Thursday, March 1, 2012

Exploring free questionnaire data with anchor variables: An illustration based on a study of IT in healthcare


A new article discussing methodological issues based on WarpPLS is available. The article is titled “Exploring free questionnaire data with anchor variables: An illustration based on a study of IT in healthcare”. It has been recently published in the International Journal of Healthcare Information Systems and Informatics. A full text version of the article is available here as a PDF file. Below is the abstract of the article.

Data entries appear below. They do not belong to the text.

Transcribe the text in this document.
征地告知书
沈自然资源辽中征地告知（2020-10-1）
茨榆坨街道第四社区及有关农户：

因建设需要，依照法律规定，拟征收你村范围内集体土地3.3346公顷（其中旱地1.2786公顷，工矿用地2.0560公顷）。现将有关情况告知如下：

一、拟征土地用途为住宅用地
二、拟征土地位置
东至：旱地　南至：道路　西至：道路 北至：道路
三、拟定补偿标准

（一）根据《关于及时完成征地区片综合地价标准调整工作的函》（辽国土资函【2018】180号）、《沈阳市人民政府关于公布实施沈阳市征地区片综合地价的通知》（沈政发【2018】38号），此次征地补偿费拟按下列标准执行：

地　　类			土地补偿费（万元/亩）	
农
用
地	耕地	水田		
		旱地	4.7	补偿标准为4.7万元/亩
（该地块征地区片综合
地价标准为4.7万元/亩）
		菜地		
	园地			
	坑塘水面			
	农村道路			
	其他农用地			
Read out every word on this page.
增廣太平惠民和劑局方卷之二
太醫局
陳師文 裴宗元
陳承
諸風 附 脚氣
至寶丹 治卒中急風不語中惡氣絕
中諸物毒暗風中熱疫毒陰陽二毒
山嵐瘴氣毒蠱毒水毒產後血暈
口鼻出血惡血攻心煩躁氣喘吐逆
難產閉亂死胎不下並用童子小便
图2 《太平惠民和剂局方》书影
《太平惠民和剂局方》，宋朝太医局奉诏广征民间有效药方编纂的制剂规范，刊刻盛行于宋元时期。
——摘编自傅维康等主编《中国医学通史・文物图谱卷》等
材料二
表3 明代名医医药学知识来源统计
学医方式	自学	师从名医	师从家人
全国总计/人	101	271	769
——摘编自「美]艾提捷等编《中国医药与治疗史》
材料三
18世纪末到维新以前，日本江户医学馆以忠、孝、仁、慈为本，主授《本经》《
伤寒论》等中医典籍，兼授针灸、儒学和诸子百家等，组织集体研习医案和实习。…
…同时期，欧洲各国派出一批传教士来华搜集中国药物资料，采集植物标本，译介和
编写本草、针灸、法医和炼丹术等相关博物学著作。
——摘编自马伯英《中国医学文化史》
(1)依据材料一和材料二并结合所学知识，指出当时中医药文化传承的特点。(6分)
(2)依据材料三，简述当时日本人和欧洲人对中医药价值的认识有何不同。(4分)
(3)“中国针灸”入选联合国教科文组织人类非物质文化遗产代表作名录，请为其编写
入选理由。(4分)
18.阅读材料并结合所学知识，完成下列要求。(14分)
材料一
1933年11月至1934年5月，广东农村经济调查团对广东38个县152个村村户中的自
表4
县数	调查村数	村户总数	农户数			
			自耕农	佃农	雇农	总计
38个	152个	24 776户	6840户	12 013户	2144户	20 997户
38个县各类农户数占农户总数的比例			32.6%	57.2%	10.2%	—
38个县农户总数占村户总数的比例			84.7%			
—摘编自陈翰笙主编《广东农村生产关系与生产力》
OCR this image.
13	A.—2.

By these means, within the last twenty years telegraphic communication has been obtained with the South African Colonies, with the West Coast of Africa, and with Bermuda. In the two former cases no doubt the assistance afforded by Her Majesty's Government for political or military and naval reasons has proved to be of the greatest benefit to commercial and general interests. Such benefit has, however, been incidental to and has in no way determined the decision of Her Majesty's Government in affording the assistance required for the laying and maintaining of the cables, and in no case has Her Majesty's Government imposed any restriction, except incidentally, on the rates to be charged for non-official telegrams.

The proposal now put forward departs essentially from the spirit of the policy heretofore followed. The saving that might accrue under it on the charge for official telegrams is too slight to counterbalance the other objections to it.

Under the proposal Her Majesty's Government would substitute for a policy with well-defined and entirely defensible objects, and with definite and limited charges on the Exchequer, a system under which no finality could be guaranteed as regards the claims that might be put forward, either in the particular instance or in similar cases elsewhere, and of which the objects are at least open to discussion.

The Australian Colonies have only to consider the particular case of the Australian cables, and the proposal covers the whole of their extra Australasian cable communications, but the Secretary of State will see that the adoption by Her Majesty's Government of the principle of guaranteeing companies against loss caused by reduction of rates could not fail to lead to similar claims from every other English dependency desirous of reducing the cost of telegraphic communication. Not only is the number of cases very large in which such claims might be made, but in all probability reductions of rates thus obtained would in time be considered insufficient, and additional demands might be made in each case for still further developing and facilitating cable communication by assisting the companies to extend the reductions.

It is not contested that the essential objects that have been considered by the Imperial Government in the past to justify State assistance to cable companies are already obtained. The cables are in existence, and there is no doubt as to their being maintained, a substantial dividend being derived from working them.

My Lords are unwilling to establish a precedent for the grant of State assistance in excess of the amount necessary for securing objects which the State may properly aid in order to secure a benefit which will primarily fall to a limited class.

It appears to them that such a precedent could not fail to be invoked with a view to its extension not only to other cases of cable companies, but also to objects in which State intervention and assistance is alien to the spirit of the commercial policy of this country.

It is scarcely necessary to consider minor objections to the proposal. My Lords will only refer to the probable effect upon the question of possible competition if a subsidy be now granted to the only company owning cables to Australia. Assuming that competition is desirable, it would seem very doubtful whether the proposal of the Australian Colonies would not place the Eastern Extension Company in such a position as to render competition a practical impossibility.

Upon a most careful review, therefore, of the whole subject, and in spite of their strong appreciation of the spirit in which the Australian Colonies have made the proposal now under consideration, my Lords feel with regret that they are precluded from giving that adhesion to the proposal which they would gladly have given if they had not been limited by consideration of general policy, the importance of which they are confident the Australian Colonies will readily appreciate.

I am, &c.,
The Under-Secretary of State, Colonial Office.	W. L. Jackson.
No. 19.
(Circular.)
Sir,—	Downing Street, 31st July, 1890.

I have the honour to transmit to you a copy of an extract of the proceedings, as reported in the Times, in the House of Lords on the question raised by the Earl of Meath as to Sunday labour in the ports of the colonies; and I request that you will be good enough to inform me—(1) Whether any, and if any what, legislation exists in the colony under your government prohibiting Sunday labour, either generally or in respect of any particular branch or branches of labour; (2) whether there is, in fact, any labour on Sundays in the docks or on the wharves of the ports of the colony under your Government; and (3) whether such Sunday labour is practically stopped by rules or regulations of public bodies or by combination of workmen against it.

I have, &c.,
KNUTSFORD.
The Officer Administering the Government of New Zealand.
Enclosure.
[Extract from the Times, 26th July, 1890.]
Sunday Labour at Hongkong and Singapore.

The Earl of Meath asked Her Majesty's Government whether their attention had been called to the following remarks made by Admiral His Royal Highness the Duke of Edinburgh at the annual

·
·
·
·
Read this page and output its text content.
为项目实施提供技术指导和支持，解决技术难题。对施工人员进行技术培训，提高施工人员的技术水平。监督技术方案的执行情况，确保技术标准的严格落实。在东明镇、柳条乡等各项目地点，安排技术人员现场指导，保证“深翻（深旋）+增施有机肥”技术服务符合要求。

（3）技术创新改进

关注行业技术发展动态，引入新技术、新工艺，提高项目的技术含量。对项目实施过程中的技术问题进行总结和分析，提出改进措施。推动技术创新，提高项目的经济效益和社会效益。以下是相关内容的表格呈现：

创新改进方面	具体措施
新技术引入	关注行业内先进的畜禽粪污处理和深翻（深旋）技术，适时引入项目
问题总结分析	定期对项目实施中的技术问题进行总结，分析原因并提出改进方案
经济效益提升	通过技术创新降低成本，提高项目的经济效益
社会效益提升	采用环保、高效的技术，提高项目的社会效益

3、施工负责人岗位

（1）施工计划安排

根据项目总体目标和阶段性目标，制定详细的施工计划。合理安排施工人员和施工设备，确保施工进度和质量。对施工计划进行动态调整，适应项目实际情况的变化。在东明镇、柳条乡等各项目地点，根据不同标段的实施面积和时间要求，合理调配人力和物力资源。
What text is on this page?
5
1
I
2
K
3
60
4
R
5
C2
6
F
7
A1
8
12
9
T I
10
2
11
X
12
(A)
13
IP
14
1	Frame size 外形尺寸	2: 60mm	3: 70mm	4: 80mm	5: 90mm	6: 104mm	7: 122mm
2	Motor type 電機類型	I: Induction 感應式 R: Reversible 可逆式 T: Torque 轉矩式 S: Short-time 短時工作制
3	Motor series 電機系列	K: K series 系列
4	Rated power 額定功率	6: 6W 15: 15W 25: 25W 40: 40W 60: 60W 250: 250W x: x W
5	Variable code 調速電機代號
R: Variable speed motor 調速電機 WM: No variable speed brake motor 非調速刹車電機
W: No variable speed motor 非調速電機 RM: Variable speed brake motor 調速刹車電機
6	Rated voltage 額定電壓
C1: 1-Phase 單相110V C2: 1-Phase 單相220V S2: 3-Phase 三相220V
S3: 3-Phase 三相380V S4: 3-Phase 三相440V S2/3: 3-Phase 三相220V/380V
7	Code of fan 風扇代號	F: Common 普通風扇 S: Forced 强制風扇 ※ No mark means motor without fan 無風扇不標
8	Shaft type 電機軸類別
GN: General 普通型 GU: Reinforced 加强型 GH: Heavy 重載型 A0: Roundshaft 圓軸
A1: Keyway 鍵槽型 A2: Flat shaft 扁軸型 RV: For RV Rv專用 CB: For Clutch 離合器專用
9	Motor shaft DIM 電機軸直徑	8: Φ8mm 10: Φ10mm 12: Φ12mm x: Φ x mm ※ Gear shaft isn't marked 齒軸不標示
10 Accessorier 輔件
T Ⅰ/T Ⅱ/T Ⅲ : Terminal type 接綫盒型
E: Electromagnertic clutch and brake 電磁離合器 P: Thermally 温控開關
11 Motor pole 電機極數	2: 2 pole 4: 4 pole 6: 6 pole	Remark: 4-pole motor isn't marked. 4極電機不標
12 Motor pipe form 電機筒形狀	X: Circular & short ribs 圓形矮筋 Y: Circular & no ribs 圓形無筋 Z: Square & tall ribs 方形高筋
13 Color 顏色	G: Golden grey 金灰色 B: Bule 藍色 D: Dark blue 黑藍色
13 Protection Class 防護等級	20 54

This paper makes an important methodological contribution regarding the use of free questionnaires, illustrated through a study that shows that a healthcare professional’s propensity to use electronic communication technologies creates opportunities for interaction with other professionals, which would not otherwise be possible only via face-to-face interaction. This in turn appears to increase mutual trust, and eventually improve the quality of group outcomes. Free questionnaires are often used by healthcare information management researchers. They yield datasets without clear associations between constructs and related indicators. If such associations exist, they must first be uncovered so that indicators can be grouped within latent variables referring to constructs, and structural equation modeling analyses be conducted. A novel methodological contribution is made here through the proposal of an anchor variable approach to the analysis of free questionnaires. Unlike exploratory factor analyses, the approach relies on the researcher’s semantic knowledge about the variables stemming from a free questionnaire. The use of the approach is demonstrated using the multivariate statistical analysis software WarpPLS 2.0. The study leads to a measurement model that passes comprehensive validity, reliability, and collinearity tests. It also appears to yield practically relevant and meaningful results.